Medical researchers say it’s only a matter of time before men who want to be women can have babies, as techniques for uterine transplants from live and deceased women donors are advanced.
In May 2022, news broke that a doctor in India was planning to transplant a womb from a donor into a transgender person born a male, which could result in pregnancy and birth. If successful, it would mark the world’s first womb transplant for a trans person born a male. It was widely reported the organs would be taken from a deceased donor or from a woman who desired to become a man and had her womb removed in the process.
Anatomical challenges exist, but the article’s authors indicate none are impossible to overcome. So far, babies born to women having transplanted wombs are delivered by cesarean section, which would be the process for men.
Mother, Father, or Both?
The study suggested that it is plausible for men to impregnate themselves by using their frozen sperm to fertilize an egg. A successful pregnancy resulting in birth would likely raise ethical and legal questions for the child and trans person, according to the article.Doctors have successfully transplanted wombs from live and dead donors into females, most of whom were born without a womb, resulting in pregnancies and birth.
But they have not transplanted female reproductive organs into a male. Yet.
The topic is gaining momentum in the transgender medical industry because of doctors’ growing success in uterus transplants for women.
Last month, a video clip from May concerning a discussion on live donor uterus transplants for trans men went viral.
In the clip, Simpson, who was working for the University of Pittsburgh Children’s Hospital gender program, talked about gender transitioning for youth and uterus transplants for men who want to be women.
According to Fox News, the presentation was titled “Fertility in the LGBTQIA+ community,” but the full video has since been pulled from YouTube.
Simpson talked about the possibility of trans people swapping out body parts. A biological female who wants to be male could donate her uterus to a biological man who wants to be female.
“One area that had not been looked at before in any serious way was could the donors be live donors?” asked Simpson, who works with the hospital’s pediatric Gender and Sexual Development Program.
“Live donation has been something the [transgender] community has talked about for decades; it was really thought about as magical thinking,” Simpson said.

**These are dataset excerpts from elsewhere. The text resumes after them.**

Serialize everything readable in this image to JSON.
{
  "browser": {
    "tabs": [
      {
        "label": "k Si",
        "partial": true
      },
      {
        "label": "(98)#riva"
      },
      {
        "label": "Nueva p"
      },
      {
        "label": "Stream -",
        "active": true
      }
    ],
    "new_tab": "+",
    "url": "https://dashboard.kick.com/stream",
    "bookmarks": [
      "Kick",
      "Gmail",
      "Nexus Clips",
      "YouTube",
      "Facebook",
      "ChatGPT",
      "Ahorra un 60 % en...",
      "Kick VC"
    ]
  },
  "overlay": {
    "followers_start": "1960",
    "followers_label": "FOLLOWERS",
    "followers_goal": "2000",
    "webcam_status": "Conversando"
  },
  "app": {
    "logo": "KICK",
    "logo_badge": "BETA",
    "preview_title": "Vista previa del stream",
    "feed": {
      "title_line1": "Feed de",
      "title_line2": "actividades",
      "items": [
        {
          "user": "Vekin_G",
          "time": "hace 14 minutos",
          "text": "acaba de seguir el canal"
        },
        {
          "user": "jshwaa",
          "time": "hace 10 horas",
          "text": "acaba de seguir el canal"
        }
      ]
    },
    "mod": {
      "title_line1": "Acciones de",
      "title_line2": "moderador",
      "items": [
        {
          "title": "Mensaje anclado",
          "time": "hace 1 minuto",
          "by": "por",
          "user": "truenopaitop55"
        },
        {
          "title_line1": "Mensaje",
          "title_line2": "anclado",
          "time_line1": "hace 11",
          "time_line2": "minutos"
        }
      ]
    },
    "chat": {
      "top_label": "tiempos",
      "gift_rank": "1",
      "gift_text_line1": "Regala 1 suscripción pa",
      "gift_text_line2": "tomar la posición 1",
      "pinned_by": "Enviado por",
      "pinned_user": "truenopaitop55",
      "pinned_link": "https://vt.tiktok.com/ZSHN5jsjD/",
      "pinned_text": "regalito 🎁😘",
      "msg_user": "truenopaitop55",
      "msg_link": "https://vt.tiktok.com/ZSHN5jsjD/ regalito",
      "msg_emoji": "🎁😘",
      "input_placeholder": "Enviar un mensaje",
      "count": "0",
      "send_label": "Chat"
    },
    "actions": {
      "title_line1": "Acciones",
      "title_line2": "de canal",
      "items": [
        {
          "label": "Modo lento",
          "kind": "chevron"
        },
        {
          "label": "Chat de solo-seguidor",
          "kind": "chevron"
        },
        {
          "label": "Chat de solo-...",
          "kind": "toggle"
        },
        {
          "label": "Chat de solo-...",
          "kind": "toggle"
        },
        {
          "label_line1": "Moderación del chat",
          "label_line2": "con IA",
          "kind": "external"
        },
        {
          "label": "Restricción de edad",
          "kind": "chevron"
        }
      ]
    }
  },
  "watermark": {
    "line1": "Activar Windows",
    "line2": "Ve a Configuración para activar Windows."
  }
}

Comments on the clip indicated that many were outraged.
“Frankenstein is alive and well,” one woman wrote on Twitter as another posted pictures of Mary Shelley’s classic tale of a mad scientist building a monster from parts of human corpses and bringing it to life.
“Completely enthralled in their own experience and completely disregarding the monstrous efforts that will no doubt end with deaths of infants,” wrote another on Twitter.
Tom Fitton, president of Judicial Watch, called the idea “horrific” on Twitter. “Children’s hospital gender program navigator touts giving uteruses from ‘live donors’ to trans women,” he wrote.
The scholarly article written by researchers at the Cleveland Clinic said that while current standards talk about performing the relatively rare operation on women, it should be considered for trans people in the name of equity.
The article said that if there is no clear or compelling medical reason that transgender women cannot undergo a uterus transplant, then it is “ethically supportable.”
Womb transplants from live and deceased donors have been ongoing and resulted in several births in Europe and the United States. In 2014, the world’s first baby born from a transplanted uterus was delivered at the University of Gothenburg in Sweden, according to news accounts.
News outlets reported that the case involved a 36-year-old woman who gave birth after getting a uterus transplant from a 61-year-old donor who had already gone through menopause.
Baylor University Medical Center in Dallas made news in 2017 when it announced the first woman to deliver a baby after a uterus transplant in the United States from a live donor occurred.
Ohio’s Cleveland Clinic became the first in the United States to transplant a uterus from a dead donor into a woman born without one in 2019, according to a news release.
But the question remains: should a uterine transplant into a male be done just because it’s possible?
Dr. Marie Hilliard, co-chair of the Catholic Medical Association Ethics Committee, told The Epoch Times via email that there are many ethical considerations when conception is achieved naturally.
Regardless of who receives the uterus, the fact remains that the live donor “has been mutilated by donating the healthy womb” she said.
Womb transplants, while not intrinsically immoral if received from a deceased donor, can create “insurmountable immoral challenges,” said Hilliard, adding, “But overarching everything is the concept that human life can be manipulated and not seen as a gift, but a right.”
In vitro fertilization inevitably leads to the destruction of “spare” human embryos, she said. Medications needed to prevent rejection of the womb put the unborn child at risk.
When humans manipulate procreation, they risk harming human dignity, Hilliard said.
“The bottom line is that human life is a gift to be protected and nurtured from the very moment of conception, which includes the method in which fertilization occurs and gestation is maintained.”